How does the brain coordinate the activity of neuronal systems involved in sleep–wake regulation to set our level of arousal? A possible answer to this question was unearthed in the late 1990s, when researchers discovered a neuropeptide system in the lateral hypothalamus that is central to the regulation of arousal states and energy metabolism. Since then, much has been learned about the functions of the hypocretins (also known as orexins), but the cellular mechanisms that govern the activity of hypocretin neurons have received little attention. A recent study by Li et al. shows how the output of this system might be orchestrated at the cellular level.

The hypocretin system makes reciprocal connections with other homeostatic centres within the hypothalamus. Its densest projections outside the hypothalamus are to structures that regulate wakefulness, including the dorsal raphe nucleus (DRN) and the locus coeruleus (LC); hypocretins increase wakefulness and suppress rapid eye movement (REM) sleep. So, the hypocretin system seems to provide a link between our homeostatic needs and our level of arousal.
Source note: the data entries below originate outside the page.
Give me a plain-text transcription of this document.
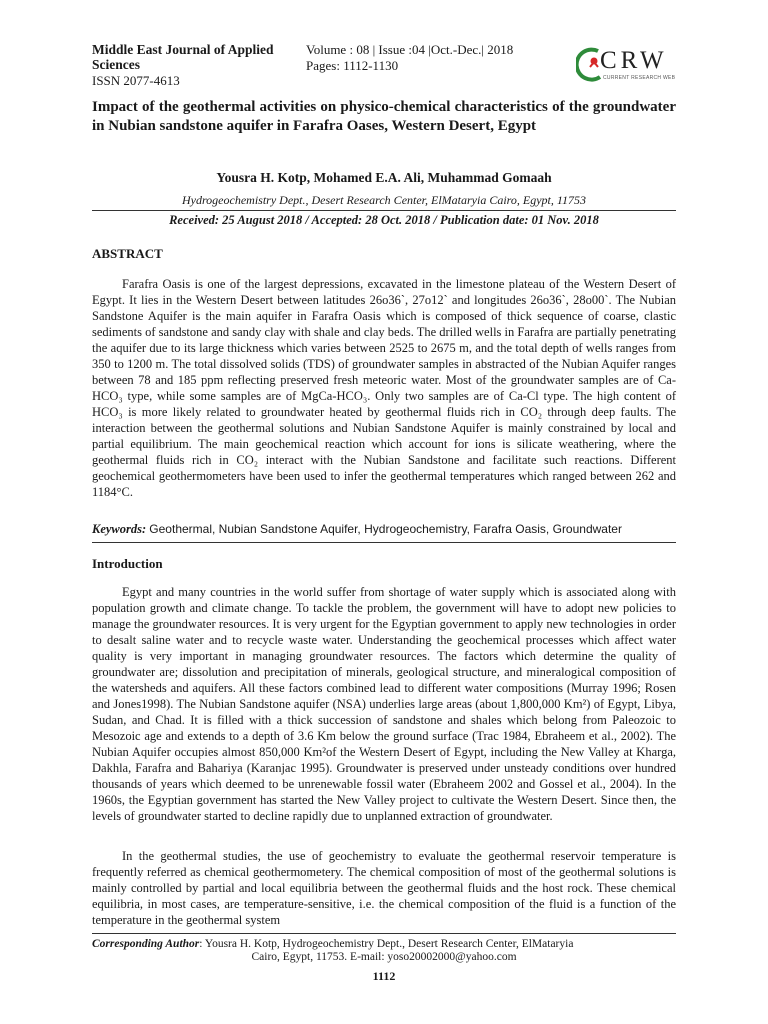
Middle East Journal of Applied Sciences
ISSN 2077-4613
Volume : 08 | Issue :04 |Oct.-Dec.| 2018
Pages: 1112-1130	CRW
CURRENT RESEARCH WEB
Impact of the geothermal activities on physico-chemical characteristics of the groundwater in Nubian sandstone aquifer in Farafra Oases, Western Desert, Egypt
Yousra H. Kotp, Mohamed E.A. Ali, Muhammad Gomaah
Hydrogeochemistry Dept., Desert Research Center, ElMataryia Cairo, Egypt, 11753
Received: 25 August 2018 / Accepted: 28 Oct. 2018 / Publication date: 01 Nov. 2018
ABSTRACT
Farafra Oasis is one of the largest depressions, excavated in the limestone plateau of the Western Desert of Egypt. It lies in the Western Desert between latitudes 26o36`, 27o12` and longitudes 26o36`, 28o00`. The Nubian Sandstone Aquifer is the main aquifer in Farafra Oasis which is composed of thick sequence of coarse, clastic sediments of sandstone and sandy clay with shale and clay beds. The drilled wells in Farafra are partially penetrating the aquifer due to its large thickness which varies between 2525 to 2675 m, and the total depth of wells ranges from 350 to 1200 m. The total dissolved solids (TDS) of groundwater samples in abstracted of the Nubian Aquifer ranges between 78 and 185 ppm reflecting preserved fresh meteoric water. Most of the groundwater samples are of Ca-HCO₃ type, while some samples are of MgCa-HCO₃. Only two samples are of Ca-Cl type. The high content of HCO₃ is more likely related to groundwater heated by geothermal fluids rich in CO₂ through deep faults. The interaction between the geothermal solutions and Nubian Sandstone Aquifer is mainly constrained by local and partial equilibrium. The main geochemical reaction which account for ions is silicate weathering, where the geothermal fluids rich in CO₂ interact with the Nubian Sandstone and facilitate such reactions. Different geochemical geothermometers have been used to infer the geothermal temperatures which ranged between 262 and 1184°C.
Keywords: Geothermal, Nubian Sandstone Aquifer, Hydrogeochemistry, Farafra Oasis, Groundwater
Introduction
Egypt and many countries in the world suffer from shortage of water supply which is associated along with population growth and climate change. To tackle the problem, the government will have to adopt new policies to manage the groundwater resources. It is very urgent for the Egyptian government to apply new technologies in order to desalt saline water and to recycle waste water. Understanding the geochemical processes which affect water quality is very important in managing groundwater resources. The factors which determine the quality of groundwater are; dissolution and precipitation of minerals, geological structure, and mineralogical composition of the watersheds and aquifers. All these factors combined lead to different water compositions (Murray 1996; Rosen and Jones1998). The Nubian Sandstone aquifer (NSA) underlies large areas (about 1,800,000 Km²) of Egypt, Libya, Sudan, and Chad. It is filled with a thick succession of sandstone and shales which belong from Paleozoic to Mesozoic age and extends to a depth of 3.6 Km below the ground surface (Trac 1984, Ebraheem et al., 2002). The Nubian Aquifer occupies almost 850,000 Km²of the Western Desert of Egypt, including the New Valley at Kharga, Dakhla, Farafra and Bahariya (Karanjac 1995). Groundwater is preserved under unsteady conditions over hundred thousands of years which deemed to be unrenewable fossil water (Ebraheem 2002 and Gossel et al., 2004). In the 1960s, the Egyptian government has started the New Valley project to cultivate the Western Desert. Since then, the levels of groundwater started to decline rapidly due to unplanned extraction of groundwater.
In the geothermal studies, the use of geochemistry to evaluate the geothermal reservoir temperature is frequently referred as chemical geothermometery. The chemical composition of most of the geothermal solutions is mainly controlled by partial and local equilibria between the geothermal fluids and the host rock. These chemical equilibria, in most cases, are temperature-sensitive, i.e. the chemical composition of the fluid is a function of the temperature in the geothermal system
Corresponding Author: Yousra H. Kotp, Hydrogeochemistry Dept., Desert Research Center, ElMataryia
Cairo, Egypt, 11753. E-mail: yoso20002000@yahoo.com
1112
Li and colleagues reasoned that there must be some orchestration of output from cells that regulate arousal; this would explain why neurons in other regions of the brain, including the DRN and the LC, show changes in group activity across the sleep–wake cycle. They made electrophysiological recordings from hypocretin neurons of the lateral hypothalamus, identified in transgenic mouse brain slices by their expression of green fluorescent protein. Hypocretin neurons responded to hypocretins 1 and 2 with a depolarization and excitation that depended on an increase in the synaptic release of glutamate; no direct effects of hypocretin on the membrane properties of these cells were detected. So, the hypocretin system seems to employ a positive feedback loop that involves the activation of a glutamatergic interneuron.
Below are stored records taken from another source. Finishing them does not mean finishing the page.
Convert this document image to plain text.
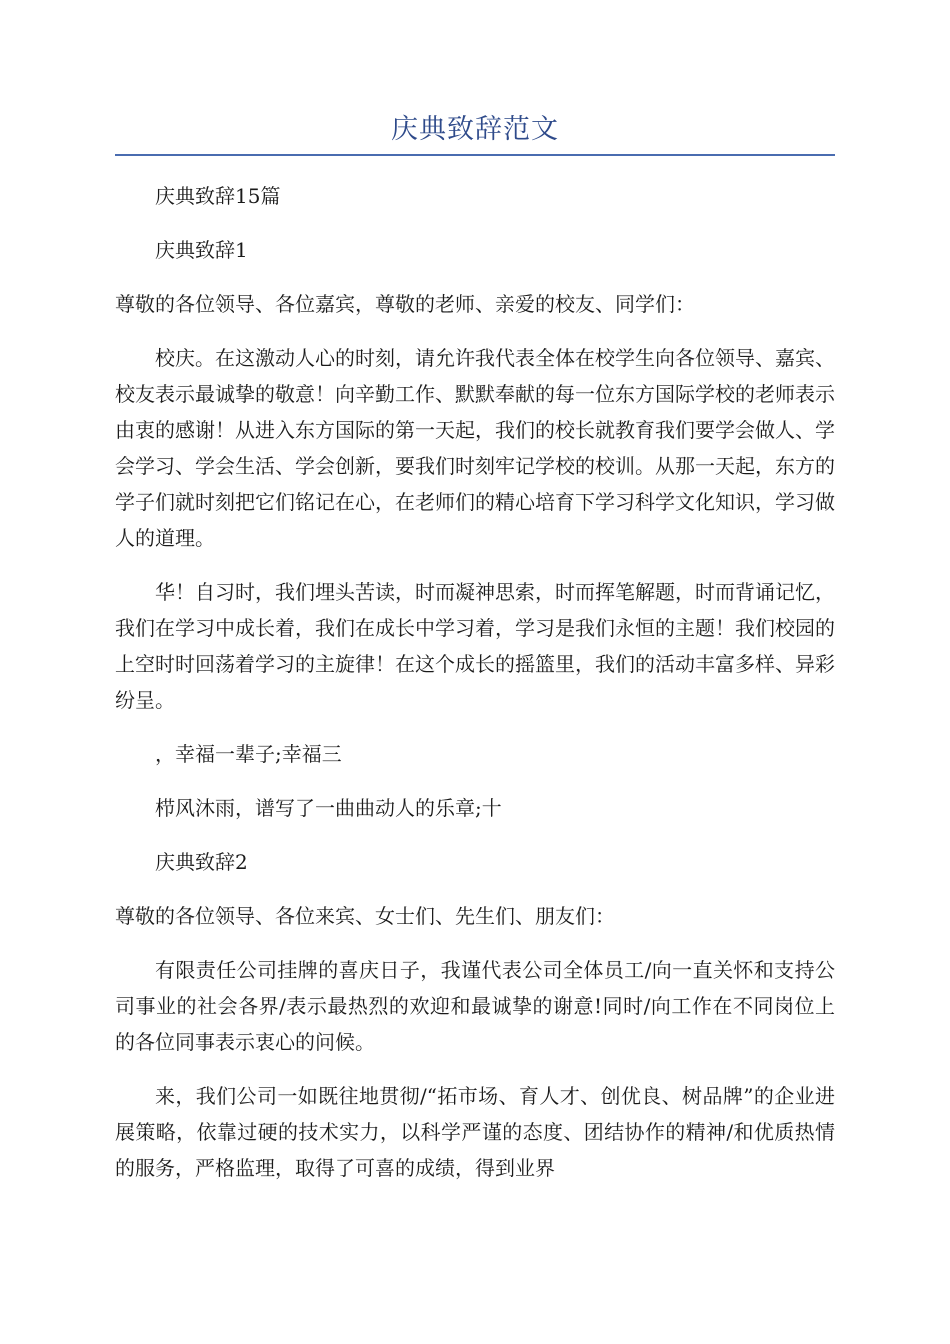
庆典致辞范文

庆典致辞15篇

庆典致辞1

尊敬的各位领导、各位嘉宾，尊敬的老师、亲爱的校友、同学们：

校庆。在这激动人心的时刻，请允许我代表全体在校学生向各位领导、嘉宾、校友表示最诚挚的敬意！向辛勤工作、默默奉献的每一位东方国际学校的老师表示由衷的感谢！从进入东方国际的第一天起，我们的校长就教育我们要学会做人、学会学习、学会生活、学会创新，要我们时刻牢记学校的校训。从那一天起，东方的学子们就时刻把它们铭记在心，在老师们的精心培育下学习科学文化知识，学习做人的道理。

华！自习时，我们埋头苦读，时而凝神思索，时而挥笔解题，时而背诵记忆，我们在学习中成长着，我们在成长中学习着，学习是我们永恒的主题！我们校园的上空时时回荡着学习的主旋律！在这个成长的摇篮里，我们的活动丰富多样、异彩纷呈。

，幸福一辈子;幸福三

栉风沐雨，谱写了一曲曲动人的乐章;十

庆典致辞2

尊敬的各位领导、各位来宾、女士们、先生们、朋友们：

有限责任公司挂牌的喜庆日子，我谨代表公司全体员工/向一直关怀和支持公司事业的社会各界/表示最热烈的欢迎和最诚挚的谢意!同时/向工作在不同岗位上的各位同事表示衷心的问候。

来，我们公司一如既往地贯彻/“拓市场、育人才、创优良、树品牌”的企业进展策略，依靠过硬的技术实力，以科学严谨的态度、团结协作的精神/和优质热情的服务，严格监理，取得了可喜的成绩，得到业界
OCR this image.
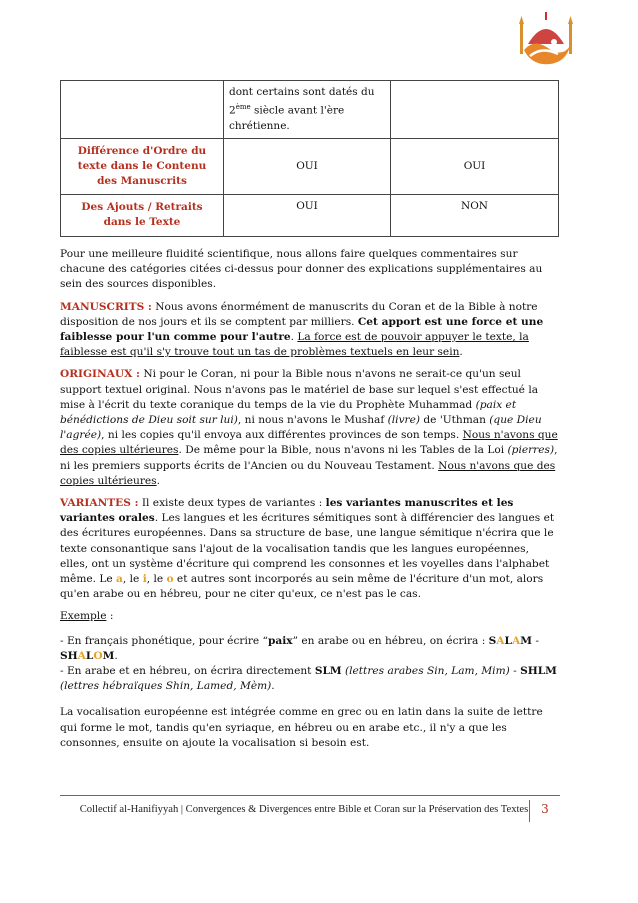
	dont certains sont datés du
2ème siècle avant l'ère
chrétienne.	
Différence d'Ordre du texte dans le Contenu des Manuscrits	OUI	OUI
Des Ajouts / Retraits dans le Texte	OUI	NON

Pour une meilleure fluidité scientifique, nous allons faire quelques commentaires sur chacune des catégories citées ci-dessus pour donner des explications supplémentaires au sein des sources disponibles.

MANUSCRITS : Nous avons énormément de manuscrits du Coran et de la Bible à notre disposition de nos jours et ils se comptent par milliers. Cet apport est une force et une faiblesse pour l'un comme pour l'autre. La force est de pouvoir appuyer le texte, la faiblesse est qu'il s'y trouve tout un tas de problèmes textuels en leur sein.

ORIGINAUX : Ni pour le Coran, ni pour la Bible nous n'avons ne serait-ce qu'un seul support textuel original. Nous n'avons pas le matériel de base sur lequel s'est effectué la mise à l'écrit du texte coranique du temps de la vie du Prophète Muhammad (paix et bénédictions de Dieu soit sur lui), ni nous n'avons le Mushaf (livre) de 'Uthman (que Dieu l'agrée), ni les copies qu'il envoya aux différentes provinces de son temps. Nous n'avons que des copies ultérieures. De même pour la Bible, nous n'avons ni les Tables de la Loi (pierres), ni les premiers supports écrits de l'Ancien ou du Nouveau Testament. Nous n'avons que des copies ultérieures.

VARIANTES : Il existe deux types de variantes : les variantes manuscrites et les variantes orales. Les langues et les écritures sémitiques sont à différencier des langues et des écritures européennes. Dans sa structure de base, une langue sémitique n'écrira que le texte consonantique sans l'ajout de la vocalisation tandis que les langues européennes, elles, ont un système d'écriture qui comprend les consonnes et les voyelles dans l'alphabet même. Le a, le i, le o et autres sont incorporés au sein même de l'écriture d'un mot, alors qu'en arabe ou en hébreu, pour ne citer qu'eux, ce n'est pas le cas.

Exemple :

- En français phonétique, pour écrire “paix” en arabe ou en hébreu, on écrira : SALAM - SHALOM.
- En arabe et en hébreu, on écrira directement SLM (lettres arabes Sin, Lam, Mim) - SHLM
(lettres hébraïques Shin, Lamed, Mèm).

La vocalisation européenne est intégrée comme en grec ou en latin dans la suite de lettre qui forme le mot, tandis qu'en syriaque, en hébreu ou en arabe etc., il n'y a que les consonnes, ensuite on ajoute la vocalisation si besoin est.

Collectif al-Hanifiyyah | Convergences & Divergences entre Bible et Coran sur la Préservation des Textes	3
Li et al. then looked for a factor that might reduce the activity of hypocretin cells. In view of the fact that hypocretins have excitatory effects on serotonergic neurons of the DRN and on noradrenergic neurons of the LC, the authors examined the effects of serotonin and noradrenaline on hypocretin neurons. These transmitters directly hyperpolarized and inhibited hypocretin cells. So, negative feedback from REM-off cells of other arousal systems might suppress the output of hypocretin neurons.
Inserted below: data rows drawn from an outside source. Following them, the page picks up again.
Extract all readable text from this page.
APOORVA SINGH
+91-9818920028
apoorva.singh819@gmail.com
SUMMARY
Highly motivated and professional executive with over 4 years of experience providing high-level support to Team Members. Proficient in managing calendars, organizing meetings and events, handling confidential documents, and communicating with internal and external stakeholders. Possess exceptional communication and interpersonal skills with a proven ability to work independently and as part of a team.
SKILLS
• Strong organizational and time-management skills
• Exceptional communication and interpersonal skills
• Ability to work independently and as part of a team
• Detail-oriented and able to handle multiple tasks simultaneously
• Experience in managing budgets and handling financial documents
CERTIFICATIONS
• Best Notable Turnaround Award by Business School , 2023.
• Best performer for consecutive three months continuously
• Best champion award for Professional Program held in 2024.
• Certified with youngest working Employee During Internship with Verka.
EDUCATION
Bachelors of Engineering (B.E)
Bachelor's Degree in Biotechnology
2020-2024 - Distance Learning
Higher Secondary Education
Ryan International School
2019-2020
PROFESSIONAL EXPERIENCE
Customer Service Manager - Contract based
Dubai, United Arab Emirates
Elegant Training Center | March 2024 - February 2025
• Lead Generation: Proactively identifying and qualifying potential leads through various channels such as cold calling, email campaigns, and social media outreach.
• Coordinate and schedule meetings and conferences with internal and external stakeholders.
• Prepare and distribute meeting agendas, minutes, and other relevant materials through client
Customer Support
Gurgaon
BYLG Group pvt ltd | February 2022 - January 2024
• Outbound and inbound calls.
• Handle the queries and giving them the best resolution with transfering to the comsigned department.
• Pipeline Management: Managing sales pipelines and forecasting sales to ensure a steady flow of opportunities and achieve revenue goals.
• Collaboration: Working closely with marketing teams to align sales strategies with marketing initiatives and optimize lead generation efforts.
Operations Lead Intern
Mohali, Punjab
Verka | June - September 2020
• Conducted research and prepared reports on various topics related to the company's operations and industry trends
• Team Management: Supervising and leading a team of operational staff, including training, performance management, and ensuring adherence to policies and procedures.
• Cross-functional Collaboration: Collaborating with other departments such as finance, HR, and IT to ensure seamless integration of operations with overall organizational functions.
How, then, do the hypocretins exert their effects on other neuronal systems? In a recent experiment, Follwell and Ferguson examined the actions of hypocretin on the membrane properties of neurons of the rat paraventricular nucleus of the hypothalamus (PVN). The PVN receives a dense projection from the hypocretin system, and it is well positioned to mediate the effects of hypocretins on autonomic and endocrine functions. The authors found that most magnocellular neurons were depolarized by hypocretin 1, apparently through the activation of a glutamatergic interneuron. This peptide depolarized parvocellular neurons by the enhancement of a non-selective cation conductance.

These studies remind us that, although considerable advances have been made in our understanding of the hypocretin system, further studies are needed to describe the cellular events that underpin its interactions with other systems, its role in regulating arousal states, and its involvement in sleep disorders such as narcolepsy.